All she'd bothered with had been a quirk of an eyebrow.
"His wife is a— ah—" Aiden stammered between them. The hand at Kyle's chest applied a bit of pressure. Kyle, totally in control, settled back on his heels. He kept glaring though.
"She's important, okay?" Aiden added. "And a touchy subject. Very touchy."
Lawan folded her arms, and with the coy smile she'd worn for Aiden earlier returning, said, "You know what? That's kinda hot on a man."
. . .
While Kyle managed to snort up a sad, beaten single-scoff laugh, Aiden's face went through about a dozen different expressions at once.
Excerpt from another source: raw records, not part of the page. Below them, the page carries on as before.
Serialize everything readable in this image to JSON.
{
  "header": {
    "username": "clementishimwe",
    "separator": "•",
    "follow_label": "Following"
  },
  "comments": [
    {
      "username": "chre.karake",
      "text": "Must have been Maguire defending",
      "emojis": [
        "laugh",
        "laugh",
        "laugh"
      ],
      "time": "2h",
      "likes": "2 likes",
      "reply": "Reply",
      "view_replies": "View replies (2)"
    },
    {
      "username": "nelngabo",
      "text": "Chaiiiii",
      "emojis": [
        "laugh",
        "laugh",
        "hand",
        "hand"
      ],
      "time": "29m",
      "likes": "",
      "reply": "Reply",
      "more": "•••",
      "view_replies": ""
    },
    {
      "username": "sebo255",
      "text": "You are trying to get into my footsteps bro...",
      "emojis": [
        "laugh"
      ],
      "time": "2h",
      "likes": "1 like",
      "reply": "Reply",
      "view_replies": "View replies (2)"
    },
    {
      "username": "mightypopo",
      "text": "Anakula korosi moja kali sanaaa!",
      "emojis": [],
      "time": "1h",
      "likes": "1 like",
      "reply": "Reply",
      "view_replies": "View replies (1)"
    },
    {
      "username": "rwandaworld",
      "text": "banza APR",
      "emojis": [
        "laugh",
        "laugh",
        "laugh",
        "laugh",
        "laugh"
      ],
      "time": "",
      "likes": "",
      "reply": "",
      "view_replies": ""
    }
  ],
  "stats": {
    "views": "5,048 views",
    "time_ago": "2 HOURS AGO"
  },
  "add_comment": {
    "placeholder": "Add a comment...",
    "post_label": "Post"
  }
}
By the end, they'd collided into a hilariously tragic thousand-yard-stare, one which Kyle decided to break by slapping his hand down on Aiden's shoulder.
"Take notes, kid," he said, wishing he had it in him to throw him a toothy grin, and returned to his spot next to the map.
Lawan chose that particular moment to step up. And not only in how she closed the distance, Kyle noted with a pinch of relief. "I'll do it," she said. "I'll help you track your wife. And once we find her it's your show. I'll follow your lead."
Kyle nodded and swallowed down an uninvited knot filling his throat.
'You can't be the one to kill me,' Fi had written to him on the day when she'd decided to take that choice away from him.
He'd burnt the words with her. Watched them fall apart in charred flakes ringed by a touch of embers. But it didn't matter how hot the flame, nothing'd ever erase them from their minds.
'You can't be the one to kill me,' she'd repeated back at him years later. It'd been a bright summer's day, the sky an aggressive blue and the sun relentless. The world had only recently tripped over the GRE's hubris. Death had been front and center on everyone's mind. 'You'd never forgive yourself. The guilt'd murder you.'
Yeah. Fi'd been right. It would.
But it wasn't up to her to decide.
"Thanks," Kyle told Lawan, meaning it, and got himself an iron grip on the focus he'd need.
Each red circle on Kyle's map represented a location the Church had sent a search party to.
Each was a dead end.
At the first one (an office building with hollowed-out rooms), Kyle thought he saw a hint of her everywhere. Footsteps in the dust. A handprint made from blood, three fingers missing. A scrap of weathered, green cloth snagged on a nail.
They meant nothing.
Come number two (a fallen hold clinging to an overpass, overrun years ago), he shook his head even before they reached it. "She'd go up high," he said. They'd still searched it, Lawan and him, while Aiden stood watch, keeping an eye out for anything Church-adjacent.
Nothing.
The last one was tricker to get to. Not only was it deeper in Church territory—the closest you could get before you got on the road that'd end at Orla castle—but there was water in the way. A narrow man-made channel divided the area, with every bridge crossing it guarded. There wasn't going to be any walking over, Lawan told them. Instead, they used a bend in the channel for cover and ferried themselves over on one-person floats made of tires and sodden-through wood.
But even that'd been pointless.
There was nothing but an old chapel with a caved-in roof at the mark.
No sign of Fi.
No sign of where to go next.
He was all out of red circles. If he was going to find her, he'd need new ones.
He'd need something. Anything. Something more than another night spent tossing and turning under a UV light, guilt and sorrow eating at him. Something more than Villedor's morning clamor grating at his nerves. Something more than him staring at the stupid goddamn map, wracking his brain over where she would go. Where she'd wait for him.
Because she'd wait, right? If she couldn't look for him, she'd wait.
Wishful thinking, a dark bastard for a thought whispered.
But so what, he'd deserved to wish at this point. He deserved one of those fuckers coming true, too. Just this once, okay?
Except maybe not like this; in the whispers of unnerved men crowding into the Fish Eye, a story traded between them of how a hold had fallen in the middle of the night.
It had been an untouchable constant, an island that'd stood safe and secure for longer than the Fish Eye had been around. They'd had defensive measures. They'd had electricity.
So how on Earth had the monsters managed to get in?